The Lincoln Center Chamber Music Society's entire program at the Kennedy Center Saturday evening bore the stamp of guest violinist Josef Suk. Playing with a flowing musicality worthy of the great-grandson of Dvora'k--which indeed he is--the Czech artist inspired a performance of exceptional purity and eloquence.
The evening itself was a celebration of the expressive richness that lies in the exploitation of harmonic colors. Appropriately, it opened with a small gem by Suk's grandfather, who also bore the name Josef Suk. Entitled "Elegy for Violin, Cello and Piano," the brief piece derived its effect from the bold chordal shifts underlying its main theme, lovingly spun out by Suk. "Cypresses Nos. 2, 9 and 11," three slight yet exquisite Dvora'k selections, possessed a similar quality. A reworking for string quartet of a series of songs, the music mainly offered Suk an additional opportunity to demonstrate the sweet, singing quality of his tone.
Joined by pianist Charles Wadsworth and cellist Leslie Parnas, Suk presented a provocative Haydn Trio, the E-flat Major, Hob. XV:30. Written only a few years before Beethoven went to Vienna to study under Haydn, the trio in its complex writing and daring harmonic moves anticipates the path that the pupil was to take. Uncharacteristically, Wadsworth's touch was too heavy in the first movement, but the balance righted itself in the remaining two.

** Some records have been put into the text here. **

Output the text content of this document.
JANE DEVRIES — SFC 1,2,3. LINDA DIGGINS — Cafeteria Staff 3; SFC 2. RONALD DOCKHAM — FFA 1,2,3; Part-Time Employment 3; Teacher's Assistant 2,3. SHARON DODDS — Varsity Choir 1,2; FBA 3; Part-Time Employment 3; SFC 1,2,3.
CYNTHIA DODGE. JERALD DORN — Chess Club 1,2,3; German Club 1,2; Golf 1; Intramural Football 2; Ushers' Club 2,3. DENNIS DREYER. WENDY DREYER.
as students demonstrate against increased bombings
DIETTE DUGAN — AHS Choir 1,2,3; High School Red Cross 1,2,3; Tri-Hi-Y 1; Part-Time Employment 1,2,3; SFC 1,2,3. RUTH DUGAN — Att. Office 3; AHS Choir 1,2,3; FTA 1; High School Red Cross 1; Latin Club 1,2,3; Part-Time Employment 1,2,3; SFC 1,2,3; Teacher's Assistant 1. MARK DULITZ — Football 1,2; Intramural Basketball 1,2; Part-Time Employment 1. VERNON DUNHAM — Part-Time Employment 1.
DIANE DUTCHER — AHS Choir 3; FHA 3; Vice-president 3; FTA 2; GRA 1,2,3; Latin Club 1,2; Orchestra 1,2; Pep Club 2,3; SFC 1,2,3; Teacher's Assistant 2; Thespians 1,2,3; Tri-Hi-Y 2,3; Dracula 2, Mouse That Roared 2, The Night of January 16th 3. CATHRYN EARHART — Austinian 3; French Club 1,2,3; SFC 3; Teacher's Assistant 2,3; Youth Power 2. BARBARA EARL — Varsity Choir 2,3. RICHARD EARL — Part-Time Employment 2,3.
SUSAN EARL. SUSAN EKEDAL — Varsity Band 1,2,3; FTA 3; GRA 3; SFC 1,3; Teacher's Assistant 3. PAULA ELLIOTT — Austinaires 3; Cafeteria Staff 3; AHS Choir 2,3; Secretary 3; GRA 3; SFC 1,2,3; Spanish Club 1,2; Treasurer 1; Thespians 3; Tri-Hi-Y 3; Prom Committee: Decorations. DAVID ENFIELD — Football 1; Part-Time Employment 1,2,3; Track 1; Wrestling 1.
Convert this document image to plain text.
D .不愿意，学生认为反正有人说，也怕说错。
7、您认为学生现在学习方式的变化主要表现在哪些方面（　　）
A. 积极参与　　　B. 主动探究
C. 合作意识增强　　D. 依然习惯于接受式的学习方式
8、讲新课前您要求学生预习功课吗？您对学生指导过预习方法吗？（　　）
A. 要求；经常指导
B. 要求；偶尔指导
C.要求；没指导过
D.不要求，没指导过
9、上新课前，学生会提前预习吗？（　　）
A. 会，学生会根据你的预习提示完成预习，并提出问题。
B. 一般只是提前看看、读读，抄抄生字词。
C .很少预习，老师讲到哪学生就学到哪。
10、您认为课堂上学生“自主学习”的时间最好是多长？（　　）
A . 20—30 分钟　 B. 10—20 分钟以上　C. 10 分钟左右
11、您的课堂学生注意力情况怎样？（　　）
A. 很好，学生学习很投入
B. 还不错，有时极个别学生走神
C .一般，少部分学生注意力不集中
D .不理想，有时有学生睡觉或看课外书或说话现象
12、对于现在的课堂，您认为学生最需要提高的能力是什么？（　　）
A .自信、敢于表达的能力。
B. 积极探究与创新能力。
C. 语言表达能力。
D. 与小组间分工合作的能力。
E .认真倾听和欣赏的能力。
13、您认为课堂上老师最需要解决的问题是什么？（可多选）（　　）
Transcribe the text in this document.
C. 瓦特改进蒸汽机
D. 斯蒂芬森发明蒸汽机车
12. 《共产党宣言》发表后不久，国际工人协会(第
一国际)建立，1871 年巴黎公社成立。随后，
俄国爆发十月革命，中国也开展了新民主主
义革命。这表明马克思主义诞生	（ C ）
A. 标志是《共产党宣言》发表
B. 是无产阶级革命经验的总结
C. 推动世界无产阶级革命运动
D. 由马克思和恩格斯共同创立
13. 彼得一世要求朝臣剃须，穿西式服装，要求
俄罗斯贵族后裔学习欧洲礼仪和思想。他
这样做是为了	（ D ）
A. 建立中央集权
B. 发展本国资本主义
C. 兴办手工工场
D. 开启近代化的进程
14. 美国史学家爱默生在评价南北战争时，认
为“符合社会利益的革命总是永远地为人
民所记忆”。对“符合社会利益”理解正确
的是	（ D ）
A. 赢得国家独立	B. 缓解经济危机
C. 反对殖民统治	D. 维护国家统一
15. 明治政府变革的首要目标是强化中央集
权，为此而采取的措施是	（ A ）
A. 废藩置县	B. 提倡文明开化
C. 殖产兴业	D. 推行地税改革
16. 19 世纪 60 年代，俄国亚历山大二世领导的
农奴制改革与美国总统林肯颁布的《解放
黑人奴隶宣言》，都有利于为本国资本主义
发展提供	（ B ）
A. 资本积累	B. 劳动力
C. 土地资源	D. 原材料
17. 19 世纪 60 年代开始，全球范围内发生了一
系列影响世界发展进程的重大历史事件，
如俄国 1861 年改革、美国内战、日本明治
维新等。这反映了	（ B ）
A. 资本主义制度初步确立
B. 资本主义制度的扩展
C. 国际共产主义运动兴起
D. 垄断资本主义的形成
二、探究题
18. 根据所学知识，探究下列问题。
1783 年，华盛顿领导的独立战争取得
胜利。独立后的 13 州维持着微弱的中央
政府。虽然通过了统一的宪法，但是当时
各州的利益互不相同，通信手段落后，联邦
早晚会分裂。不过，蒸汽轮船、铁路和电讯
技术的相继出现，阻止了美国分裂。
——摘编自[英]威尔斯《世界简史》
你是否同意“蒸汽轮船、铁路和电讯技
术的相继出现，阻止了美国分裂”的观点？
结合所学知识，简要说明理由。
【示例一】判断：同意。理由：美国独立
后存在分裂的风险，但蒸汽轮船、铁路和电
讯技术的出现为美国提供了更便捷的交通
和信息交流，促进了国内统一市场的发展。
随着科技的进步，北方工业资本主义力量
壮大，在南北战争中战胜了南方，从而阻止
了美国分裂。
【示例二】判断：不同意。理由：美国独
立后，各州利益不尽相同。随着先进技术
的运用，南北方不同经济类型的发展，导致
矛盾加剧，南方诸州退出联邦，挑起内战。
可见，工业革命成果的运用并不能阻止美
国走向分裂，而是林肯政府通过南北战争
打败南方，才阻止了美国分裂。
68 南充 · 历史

Schubert's C-Major String Quintet, the ultimate in expressive use of harmony, closed the concert. Responding to Suk's clean, agile style, the ensemble projected an interpretation of extraordinary clarity and precision. The rich texture took on a special transparency and the interweaving lines, so often lost in a sea of vibratos, became wondrously clear. Without lingering, the interpretation nonetheless seemed spacious. Cellist Leslie Parnas, in particular, succeeded in matching the focus and projection of Suk's playing.